A new scoring system appears to be a good alternative to existing schemes, such as the Alvarado score, in quantifying the risk of complications and strength of recommendation for surgical intervention in child acute appendicitis, a Singapore study has shown.

“[T]his study proposed a newly developed scoring scheme [called POPs] that integrates inflammatory predictors and ultrasonographic (US) findings into a comprehensive score, allowing for effective risk stratification in paediatric cases of acute appendicitis, with a range of 0–20 risk points,” the researchers said. “Although further calibration would certainly be beneficial, the proposed scoring scheme is simple, as well as easy to understand, remember, and apply in the emergency room.”

Overall, 179 patients with suspected appendicitis who had undergone US examination were enrolled in this study.
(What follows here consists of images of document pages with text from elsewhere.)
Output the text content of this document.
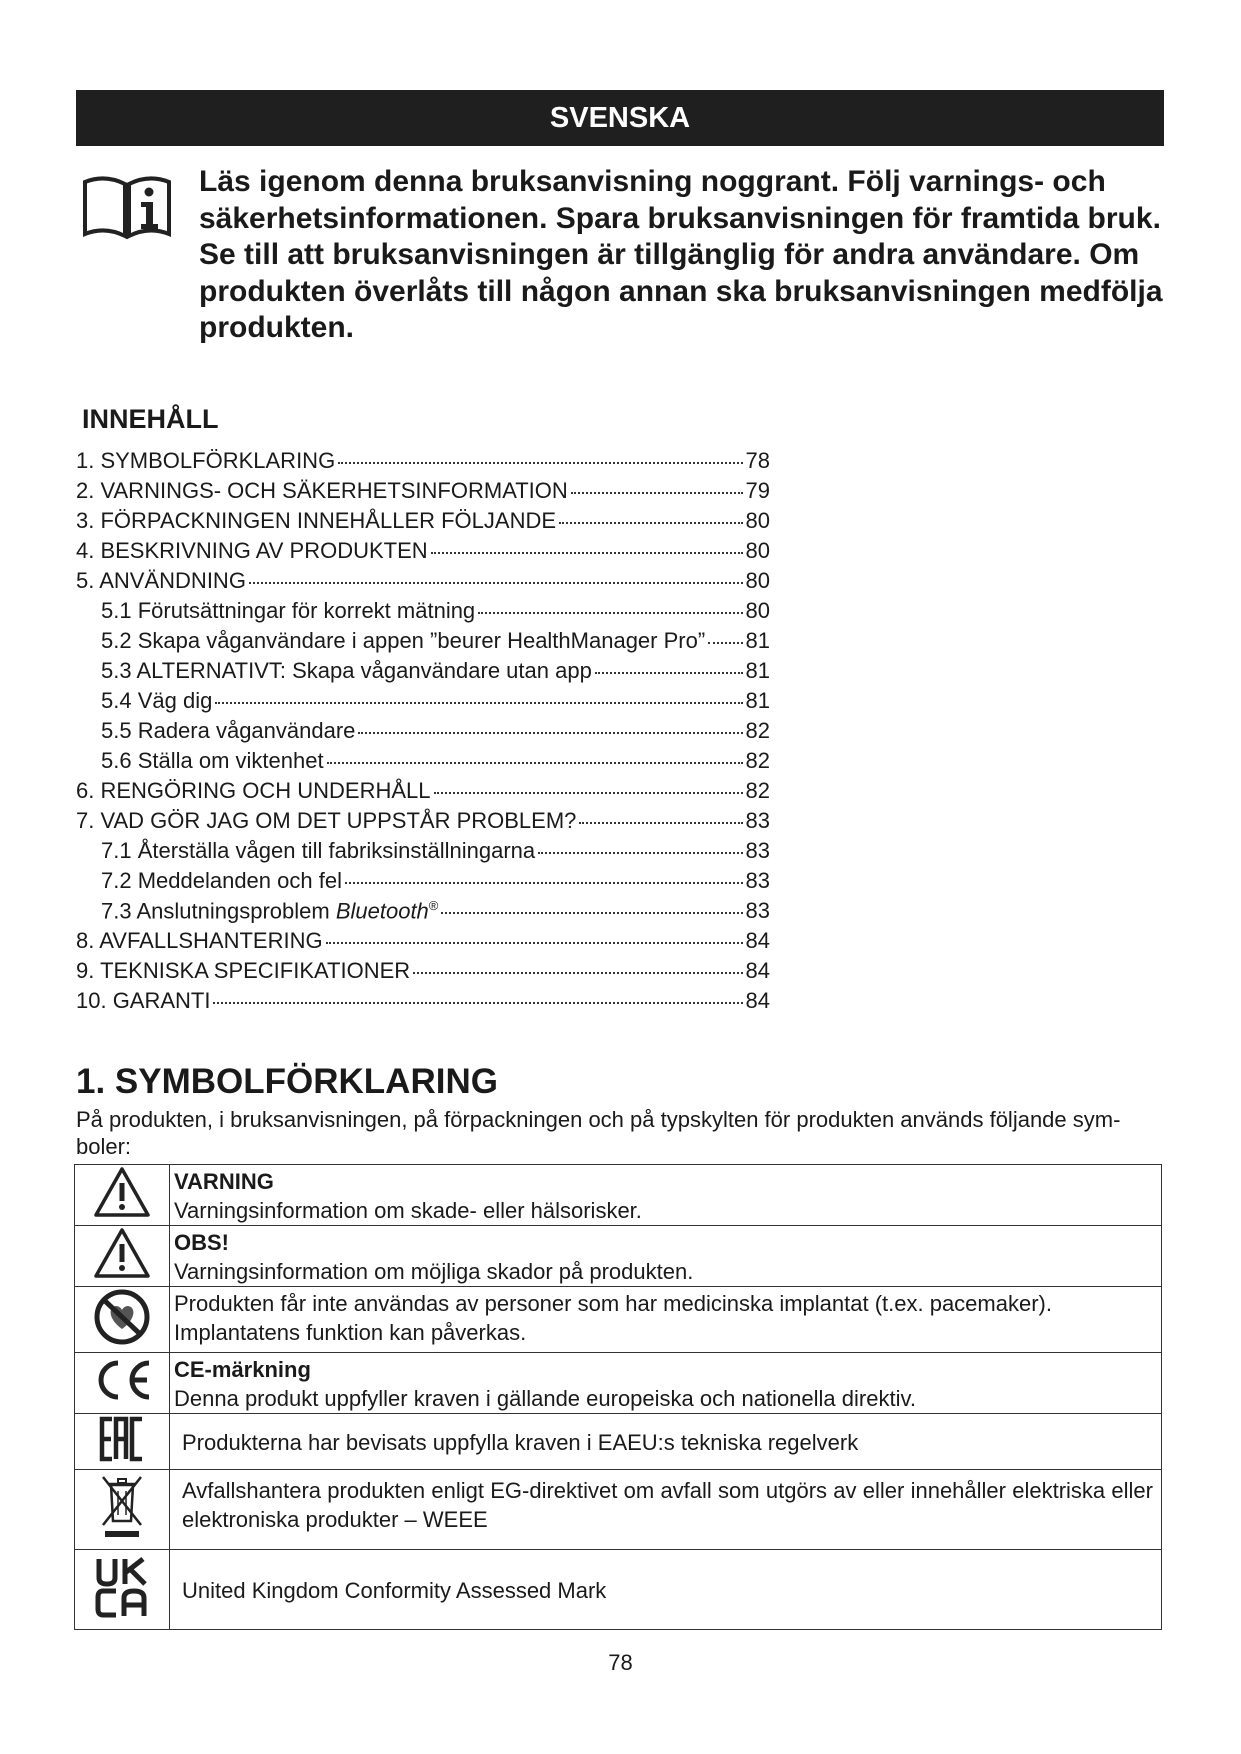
SVENSKA

Läs igenom denna bruksanvisning noggrant. Följ varnings- och säkerhetsinformationen. Spara bruksanvisningen för framtida bruk. Se till att bruksanvisningen är tillgänglig för andra användare. Om produkten överlåts till någon annan ska bruksanvisningen medfölja produkten.

INNEHÅLL
1. SYMBOLFÖRKLARING	78
2. VARNINGS- OCH SÄKERHETSINFORMATION	79
3. FÖRPACKNINGEN INNEHÅLLER FÖLJANDE	80
4. BESKRIVNING AV PRODUKTEN	80
5. ANVÄNDNING	80
5.1 Förutsättningar för korrekt mätning	80
5.2 Skapa våganvändare i appen ”beurer HealthManager Pro” 81
5.3 ALTERNATIVT: Skapa våganvändare utan app	81
5.4 Väg dig	81
5.5 Radera våganvändare	82
5.6 Ställa om viktenhet	82
6. RENGÖRING OCH UNDERHÅLL	82
7. VAD GÖR JAG OM DET UPPSTÅR PROBLEM?	83
7.1 Återställa vågen till fabriksinställningarna	83
7.2 Meddelanden och fel	83
7.3 Anslutningsproblem Bluetooth®	83
8. AVFALLSHANTERING	84
9. TEKNISKA SPECIFIKATIONER	84
10. GARANTI	84
1. SYMBOLFÖRKLARING

På produkten, i bruksanvisningen, på förpackningen och på typskylten för produkten används följande sym-boler:

	VARNING
Varningsinformation om skade- eller hälsorisker.
	OBS!
Varningsinformation om möjliga skador på produkten.
	Produkten får inte användas av personer som har medicinska implantat (t.ex. pacemaker). Implantatens funktion kan påverkas.
	CE-märkning
Denna produkt uppfyller kraven i gällande europeiska och nationella direktiv.
	Produkterna har bevisats uppfylla kraven i EAEU:s tekniska regelverk
	Avfallshantera produkten enligt EG-direktivet om avfall som utgörs av eller innehåller elektriska eller elektroniska produkter – WEEE
	United Kingdom Conformity Assessed Mark
78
They were further categorized into confirmed appendicitis (n=101) and nonappendicitis (n=78) groups based on their medical evaluation and postsurgical histopathological results.
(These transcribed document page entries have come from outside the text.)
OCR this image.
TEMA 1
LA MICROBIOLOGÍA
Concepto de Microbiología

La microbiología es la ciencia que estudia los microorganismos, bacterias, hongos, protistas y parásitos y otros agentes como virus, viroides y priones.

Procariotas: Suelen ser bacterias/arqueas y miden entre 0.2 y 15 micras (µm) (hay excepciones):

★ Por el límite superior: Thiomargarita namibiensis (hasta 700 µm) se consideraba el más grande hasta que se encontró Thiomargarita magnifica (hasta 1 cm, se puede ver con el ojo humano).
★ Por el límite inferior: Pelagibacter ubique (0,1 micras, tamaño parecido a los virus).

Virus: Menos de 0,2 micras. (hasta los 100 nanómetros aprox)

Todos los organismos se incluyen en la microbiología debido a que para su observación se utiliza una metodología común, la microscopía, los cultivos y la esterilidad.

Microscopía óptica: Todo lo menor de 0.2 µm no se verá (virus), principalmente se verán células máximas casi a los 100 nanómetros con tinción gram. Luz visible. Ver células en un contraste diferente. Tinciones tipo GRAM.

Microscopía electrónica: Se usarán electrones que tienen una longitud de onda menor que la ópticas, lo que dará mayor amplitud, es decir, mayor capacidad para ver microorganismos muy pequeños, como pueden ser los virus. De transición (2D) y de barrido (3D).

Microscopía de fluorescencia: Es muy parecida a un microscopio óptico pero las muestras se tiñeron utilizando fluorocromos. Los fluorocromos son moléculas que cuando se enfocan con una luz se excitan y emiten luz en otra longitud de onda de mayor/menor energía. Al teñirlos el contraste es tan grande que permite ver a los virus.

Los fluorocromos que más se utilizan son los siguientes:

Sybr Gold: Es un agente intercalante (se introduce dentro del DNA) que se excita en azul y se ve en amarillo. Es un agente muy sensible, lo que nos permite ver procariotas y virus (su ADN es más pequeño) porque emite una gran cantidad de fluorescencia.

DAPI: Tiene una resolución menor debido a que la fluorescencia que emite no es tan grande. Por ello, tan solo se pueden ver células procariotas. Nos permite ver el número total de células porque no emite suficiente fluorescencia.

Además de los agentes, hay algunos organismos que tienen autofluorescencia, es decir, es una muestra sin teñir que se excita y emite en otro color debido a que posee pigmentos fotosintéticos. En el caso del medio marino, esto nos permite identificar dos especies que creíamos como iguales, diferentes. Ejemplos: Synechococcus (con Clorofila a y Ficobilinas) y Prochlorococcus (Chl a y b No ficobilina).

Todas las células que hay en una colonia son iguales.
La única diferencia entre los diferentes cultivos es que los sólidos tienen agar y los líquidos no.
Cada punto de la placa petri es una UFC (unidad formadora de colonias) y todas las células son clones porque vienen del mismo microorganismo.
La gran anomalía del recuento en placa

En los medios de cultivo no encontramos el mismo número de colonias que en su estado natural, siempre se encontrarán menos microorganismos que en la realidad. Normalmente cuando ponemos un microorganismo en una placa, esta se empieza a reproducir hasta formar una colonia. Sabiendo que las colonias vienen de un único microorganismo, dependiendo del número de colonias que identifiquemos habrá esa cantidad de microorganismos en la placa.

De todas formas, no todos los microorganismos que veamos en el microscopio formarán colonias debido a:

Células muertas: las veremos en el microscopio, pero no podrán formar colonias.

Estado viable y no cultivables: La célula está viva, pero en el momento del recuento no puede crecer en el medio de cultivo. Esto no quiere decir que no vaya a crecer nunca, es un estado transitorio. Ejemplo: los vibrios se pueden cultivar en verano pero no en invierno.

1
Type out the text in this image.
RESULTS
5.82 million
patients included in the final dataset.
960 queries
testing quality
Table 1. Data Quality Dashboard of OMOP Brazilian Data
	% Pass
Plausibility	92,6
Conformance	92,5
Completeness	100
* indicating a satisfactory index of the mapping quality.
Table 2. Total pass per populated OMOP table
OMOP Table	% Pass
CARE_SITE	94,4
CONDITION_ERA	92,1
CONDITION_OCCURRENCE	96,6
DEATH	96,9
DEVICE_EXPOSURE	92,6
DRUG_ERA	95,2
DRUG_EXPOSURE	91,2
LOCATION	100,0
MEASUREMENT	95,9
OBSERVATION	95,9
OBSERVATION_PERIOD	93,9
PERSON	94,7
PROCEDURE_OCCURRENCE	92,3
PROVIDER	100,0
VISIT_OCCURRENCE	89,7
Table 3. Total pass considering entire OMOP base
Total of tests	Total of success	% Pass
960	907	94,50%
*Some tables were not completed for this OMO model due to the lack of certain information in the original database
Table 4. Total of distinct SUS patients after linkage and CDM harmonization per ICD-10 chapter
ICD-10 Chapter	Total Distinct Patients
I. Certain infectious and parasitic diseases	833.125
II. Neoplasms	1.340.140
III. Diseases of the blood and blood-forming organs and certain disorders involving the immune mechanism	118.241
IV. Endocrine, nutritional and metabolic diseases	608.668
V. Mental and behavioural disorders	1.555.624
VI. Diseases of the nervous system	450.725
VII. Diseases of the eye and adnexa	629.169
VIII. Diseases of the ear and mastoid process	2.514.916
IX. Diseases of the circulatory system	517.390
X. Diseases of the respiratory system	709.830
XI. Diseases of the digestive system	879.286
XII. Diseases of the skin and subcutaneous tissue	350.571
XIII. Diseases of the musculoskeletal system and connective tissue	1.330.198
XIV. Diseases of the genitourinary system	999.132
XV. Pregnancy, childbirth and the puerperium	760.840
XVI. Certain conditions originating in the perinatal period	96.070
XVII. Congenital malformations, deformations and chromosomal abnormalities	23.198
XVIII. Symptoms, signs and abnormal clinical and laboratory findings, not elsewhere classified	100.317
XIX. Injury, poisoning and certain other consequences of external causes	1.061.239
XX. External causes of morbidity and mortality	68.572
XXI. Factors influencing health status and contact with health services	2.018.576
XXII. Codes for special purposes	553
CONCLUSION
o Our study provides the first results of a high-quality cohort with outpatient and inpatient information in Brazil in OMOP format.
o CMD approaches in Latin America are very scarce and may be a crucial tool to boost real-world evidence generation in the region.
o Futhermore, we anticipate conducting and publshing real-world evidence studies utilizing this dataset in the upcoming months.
The appendix was visualized in 66 patients (65.3 percent) in the appendicitis group. In cases where the appendix was not visualized, the researchers examined any secondary inflammatory signs, which were found in 32 patients (31.7 percent). [Singapore Med J 2020;doi:10.11622/smedj.2020102]
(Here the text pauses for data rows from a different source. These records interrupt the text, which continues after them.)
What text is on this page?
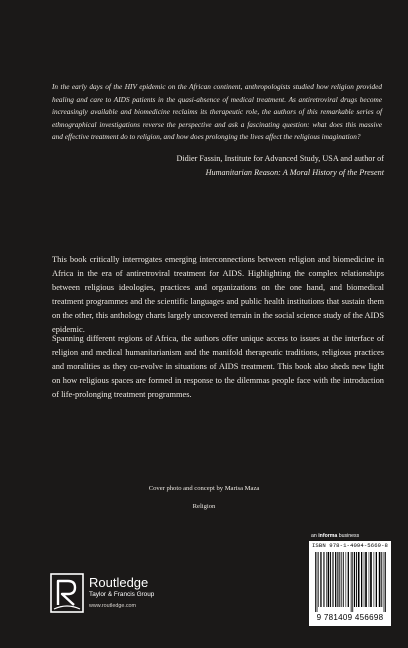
In the early days of the HIV epidemic on the African continent, anthropologists studied how religion provided healing and care to AIDS patients in the quasi-absence of medical treatment. As antiretroviral drugs become increasingly available and biomedicine reclaims its therapeutic role, the authors of this remarkable series of ethnographical investigations reverse the perspective and ask a fascinating question: what does this massive and effective treatment do to religion, and how does prolonging the lives affect the religious imagination?
Didier Fassin, Institute for Advanced Study, USA and author of
Humanitarian Reason: A Moral History of the Present
This book critically interrogates emerging interconnections between religion and biomedicine in Africa in the era of antiretroviral treatment for AIDS. Highlighting the complex relationships between religious ideologies, practices and organizations on the one hand, and biomedical treatment programmes and the scientific languages and public health institutions that sustain them on the other, this anthology charts largely uncovered terrain in the social science study of the AIDS epidemic.
Spanning different regions of Africa, the authors offer unique access to issues at the interface of religion and medical humanitarianism and the manifold therapeutic traditions, religious practices and moralities as they co-evolve in situations of AIDS treatment. This book also sheds new light on how religious spaces are formed in response to the dilemmas people face with the introduction of life-prolonging treatment programmes.
Cover photo and concept by Marisa Maza
Religion
an informa business
Routledge
Taylor & Francis Group
www.routledge.com
ISBN 978-1-4094-5669-8
9 781409 456698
Stepwise logistic regression showed the following significant risk factors for appendicitis: Blumberg’s sign, free fluid or collection, hyperaemia, noncompressible appendix, and an appendix diameter >7 mm. Using these inflammatory predictors and US findings, the researchers then developed the POPs-based diagnostic scheme, with an area under the receiving operating characteristic curve of 0.958 (95 percent confidence interval [CI], 0.929–0.986).

The visualization rate in this study was comparable to that of Mittal and colleagues, who found a lower rate of appendix visualization in hospitals where US examinations is less often conducted (25 percent) as compared to those where US was routinely employed in appendicitis diagnosis (56 percent). [Acad Emerg Med 2013;20:697-702]

In addition, a study by Trout and colleagues stressed the high false negative and false positive rates in US examinations. The current researchers suggested the involvement of experienced personnel and additional training to improve diagnostic performance. [Pediatr Radiol 2012;42:813-823]

“US findings have been used to enhance diagnosis methods of acute appendicitis in many studies, although a quantitative scoring system for suspected appendicitis in children is not yet available,” the researchers noted.

A study by Larson and colleagues, which evaluated the diagnostic accuracy of US of paediatric appendix among 1,357 examinations, reported a 96.8-percent accuracy of a five-category interpretive scheme. The current study, however, did not classify US findings into categories, but a discriminative power of US by area under the curve (0.807, 95 percent CI, 0.642–0.972) was found. [AJR Am J Roentgenol 2015;204:849-856]

“Diagnosis of acute appendicitis in children is difficult due to many factors, and the removal of a healthy appendix is associated with a greater risk of abdominal adhesions as compared to acute appendicitis,” the researchers said. “This is a hazard to be considered in contrast with an increasing rate of appendiceal perforation in delayed surgical interventions.” [Asian J Surg 2013;36:144-149]

However, surgery must not be delayed in paediatric patients with a high suspicion of appendicitis due to the high risk of perforation and further secondary complications, according to the researchers.